I left for Basic, then AIT, then the orders: my whole class was going to Vietnam. So on March 23rd, 1968, I landed in Vietnam. I was assigned to 170th Assault Helicopter Co. Dispensary in Pleiku. It was there I picked up a magazine called Hotrod Cartoons and saw the list of GIs’ names and contact pen pals from the States, so I wrote in. Within a few days, I was sent to Ban Me Thuot to work the dispensary with 155th Assault Helicopter Co. While I was there, two things happened. First, more than 3,000 letters arrived from girls from all over the States. I picked five to write to, and Stephanie was the only one who wrote back. I gave the other letters away to other guys. The second thing to happen was that I found out that my uncle, Doug Burrell, was assigned to the Scouts, 2/47th Infantry, 9th Infantry Division. My uncle and I grew up together, so I decided to put in a transfer to be with him. I was sent immediately.

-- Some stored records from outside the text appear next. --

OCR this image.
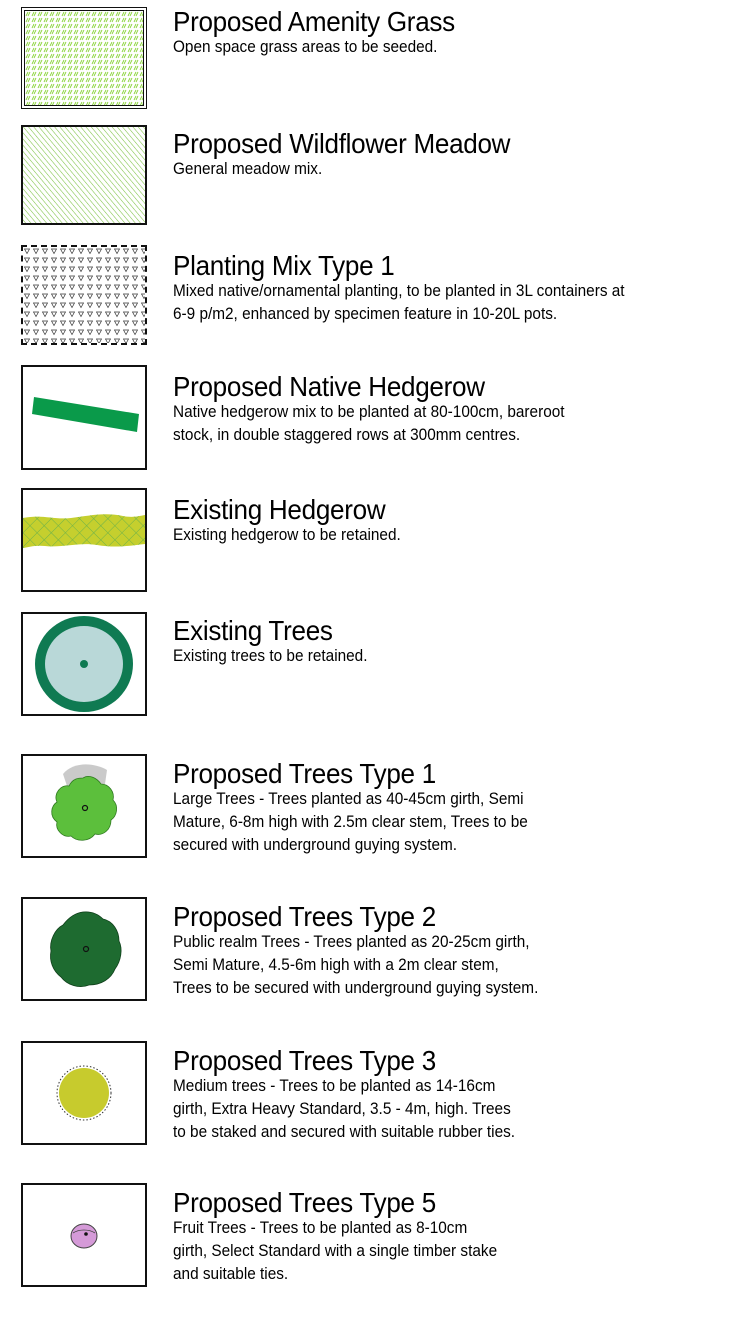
Proposed Amenity Grass
Open space grass areas to be seeded.
Proposed Wildflower Meadow
General meadow mix.
Planting Mix Type 1
Mixed native/ornamental planting, to be planted in 3L containers at
6-9 p/m2, enhanced by specimen feature in 10-20L pots.
Proposed Native Hedgerow
Native hedgerow mix to be planted at 80-100cm, bareroot
stock, in double staggered rows at 300mm centres.
Existing Hedgerow
Existing hedgerow to be retained.
Existing Trees
Existing trees to be retained.
Proposed Trees Type 1
Large Trees - Trees planted as 40-45cm girth, Semi
Mature, 6-8m high with 2.5m clear stem, Trees to be
secured with underground guying system.
Proposed Trees Type 2
Public realm Trees - Trees planted as 20-25cm girth,
Semi Mature, 4.5-6m high with a 2m clear stem,
Trees to be secured with underground guying system.
Proposed Trees Type 3
Medium trees - Trees to be planted as 14-16cm
girth, Extra Heavy Standard, 3.5 - 4m, high. Trees
to be staked and secured with suitable rubber ties.
Proposed Trees Type 5
Fruit Trees - Trees to be planted as 8-10cm
girth, Select Standard with a single timber stake
and suitable ties.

Stephanie graduated from high school in 1967 and got married to Roger K. Jones. Roger enlisted in the USMC and went to Vietnam, where he was killed on May 16, 1968, during a mortar attack, leaving behind a wife and a 19-month-old daughter, Candice. Stephanie moved in with her father, Col. Albert Gamache, a fighter pilot stationed at Andrews Air Force Base near DC. She was there to help him with his three sons.
Her brother, Scotty, went camping and came home with a magazine called Hotrod Cartoons. Stephanie found a section where GIs in Vietnam were asking for pen pals. So in August 1968, she began to write a GI named Kerry Pardue and two others. I was the only one to write back. Soon we were writing every day. Over the next seven months, we became best friends. Before I left Vietnam, I told Doug that I was going to marry Stephanie. Right after we started writing, she decided to go to school to become a hairdresser, and she moved into an apartment in Baltimore, Maryland.
Doug and I left Vietnam on March 23rd, 1969, and I went home to the Chicago area and stayed for a week. While there, Stephanie and I talked on the phone every day. I caught a flight to Baltimore to meet her and Candice. I stayed for a week. We hit it off, but I had orders to report to the 18th Airborne Corp in Ft. Bragg, North Carolina. I knew I wanted to marry Stephanie and decided to go to the Pentagon and get my orders changed. I found the section and asked if I could get my orders changed to Ft. Meade, Maryland. They told me no, but they also said that I could go to the Flight Surgeon’s Office at Ft. Belvoir, Virginia, and do flight physicals. That was only 60 miles away, so I said I’d take it. I left 30 minutes later with new orders.
Stephanie and I went over to her aunt’s house to celebrate, and I asked her to marry me. She said yes, and we set a date for September 5th, 1969. Three-year-old Candice gave her mother away. That was 54 years ago, and we’re still together and still best friends. We raised three children and now have 10 grandchildren.
I had to go to Vietnam to meet my future bride. I do believe in miracles!